I have considered the rival arguments made by both the sides, perused the orders of the Assessing Officer and the ld. CIT(A) and the Paper Book filed on behalf of the assessee. I have also considered the various decisions cited before me. It is an admitted fact that the assessee in her return of income has not disclosed the correct receipts since there was difference in Form 26AS and income declared. I find on being questioned by the Assessing Officer during the course of assessment proceedings, the assessee surrendered the amount and the Assessing Officer thereafter levied penalty u/s 271(1)(c) which has been sustained by the ld. CIT(A). It is the submission of the ld. counsel for the assessee this was an inadvertent error on the part of the assessee since the bank account was not obtained and, therefore, penalty should not be levied since it was a bona-fide mistake. It is also the alternate contention of the ld. counsel for the assessee that inappropriate words in the notice has not been struck off and the notice does not specify as to whether the assessee has furnished inaccurate particulars of income or concealed its particulars of income.
I find some force in the alternate argument of the ld. counsel for the assessee. A perusal of the notice issued for levied of penalty, a copy of which has been filed during the course of hearing shows that the inappropriate words in the said notice have not been struck off and the notice does not specify as to whether penalty is being levied for concealing the particulars of income or for furnishing inaccurate particulars of such income. I find the Hon’ble Karnataka High Court in the case of CIT vs. Manjunatha Cotton and Ginning Factory reported in 359 ITR 656 has held that where the inappropriate words in the notice issued for levy of penalty are not struck off and the notice does not specify as to whether the assessee has concealed its particulars of income or furnished inaccurate particulars of income, penalty u/s 271(1)(c) is liable to be deleted.

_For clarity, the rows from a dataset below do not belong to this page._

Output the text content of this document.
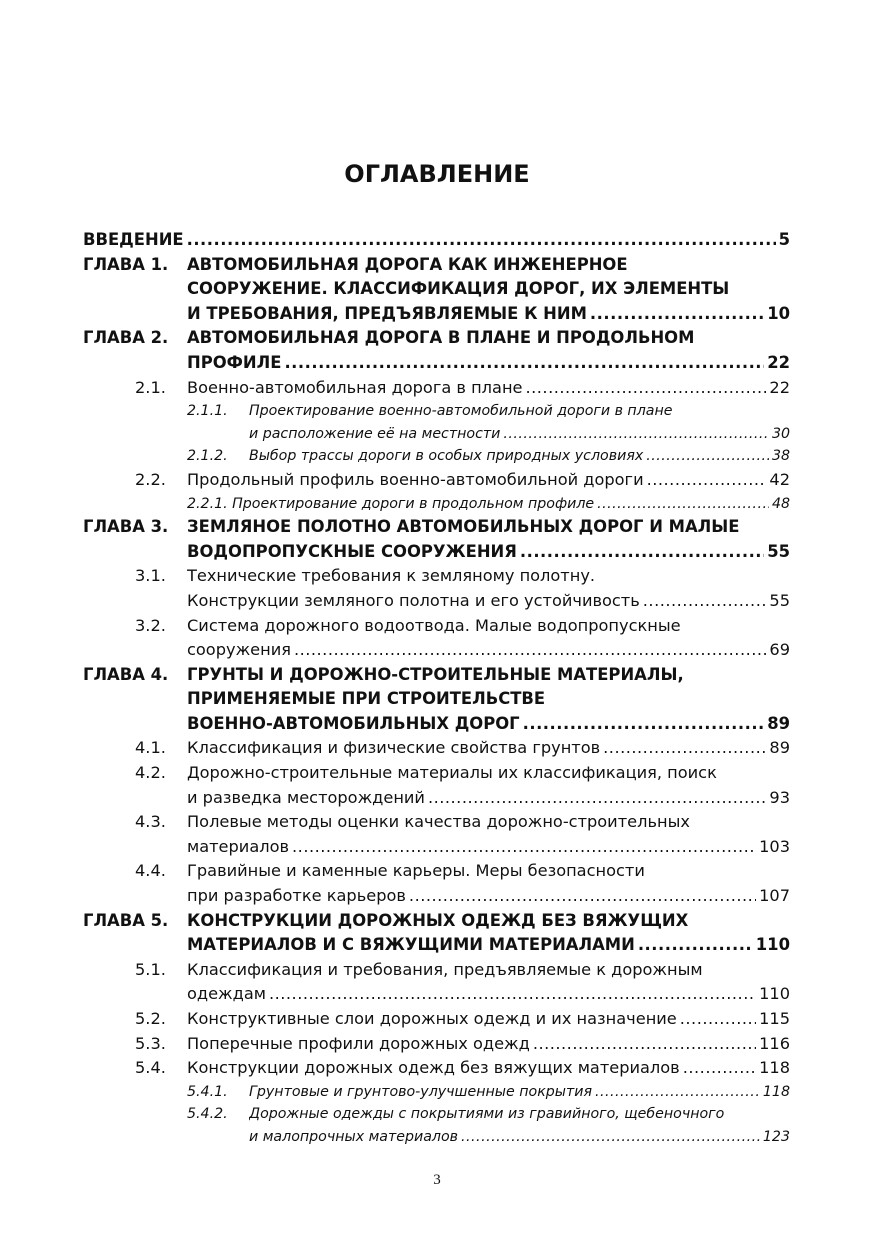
ОГЛАВЛЕНИЕ
ВВЕДЕНИЕ .....	5
ГЛАВА 1. АВТОМОБИЛЬНАЯ ДОРОГА КАК ИНЖЕНЕРНОЕ
СООРУЖЕНИЕ. КЛАССИФИКАЦИЯ ДОРОГ, ИХ ЭЛЕМЕНТЫ
И ТРЕБОВАНИЯ, ПРЕДЪЯВЛЯЕМЫЕ К НИМ .....	10
ГЛАВА 2. АВТОМОБИЛЬНАЯ ДОРОГА В ПЛАНЕ И ПРОДОЛЬНОМ
ПРОФИЛЕ .....	22
2.1. Военно-автомобильная дорога в плане .....	22
2.1.1. Проектирование военно-автомобильной дороги в плане
и расположение её на местности .....	30
2.1.2. Выбор трассы дороги в особых природных условиях .....	38
2.2. Продольный профиль военно-автомобильной дороги .....	42
2.2.1. Проектирование дороги в продольном профиле .....	48
ГЛАВА 3. ЗЕМЛЯНОЕ ПОЛОТНО АВТОМОБИЛЬНЫХ ДОРОГ И МАЛЫЕ
ВОДОПРОПУСКНЫЕ СООРУЖЕНИЯ .....	55
3.1. Технические требования к земляному полотну.
Конструкции земляного полотна и его устойчивость .....	55
3.2. Система дорожного водоотвода. Малые водопропускные
сооружения .....	69
ГЛАВА 4. ГРУНТЫ И ДОРОЖНО-СТРОИТЕЛЬНЫЕ МАТЕРИАЛЫ,
ПРИМЕНЯЕМЫЕ ПРИ СТРОИТЕЛЬСТВЕ
ВОЕННО-АВТОМОБИЛЬНЫХ ДОРОГ .....	89
4.1. Классификация и физические свойства грунтов .....	89
4.2. Дорожно-строительные материалы их классификация, поиск
и разведка месторождений .....	93
4.3. Полевые методы оценки качества дорожно-строительных
материалов .....	103
4.4. Гравийные и каменные карьеры. Меры безопасности
при разработке карьеров .....	107
ГЛАВА 5. КОНСТРУКЦИИ ДОРОЖНЫХ ОДЕЖД БЕЗ ВЯЖУЩИХ
МАТЕРИАЛОВ И С ВЯЖУЩИМИ МАТЕРИАЛАМИ .....	110
5.1. Классификация и требования, предъявляемые к дорожным
одеждам .....	110
5.2. Конструктивные слои дорожных одежд и их назначение .....	115
5.3. Поперечные профили дорожных одежд .....	116
5.4. Конструкции дорожных одежд без вяжущих материалов .....	118
5.4.1. Грунтовые и грунтово-улучшенные покрытия .....	118
5.4.2. Дорожные одежды с покрытиями из гравийного, щебеночного
и малопрочных материалов .....	123
3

I find the SLP filed by the Revenue was dismissed by the Hon'ble Supreme Court vide C.C. No.11485/2016 order dated 05.08.2016. Since in the instance case also, the Assessing Officer has not struck off the inappropriate words and the notice does not specify as to whether the penalty is levied for furnishing inaccurate particulars of income or for concealing particulars of income, therefore, in view of the ratio laid down by the Hon’ble Karnataka High Court in the case of Manjunatha Cotton and Ginning Factory (supra), the penalty levied by the Assessing Officer and sustained by the ld. CIT(A) is liable to be deleted. In view of the above discussion, the order of the ld. CIT(A) is set-aside and the grounds raised by the assessee are allowed.
In the result, the appeal filed by the assessee is allowed. Order pronounced in the open Court on this 26th July, 2018.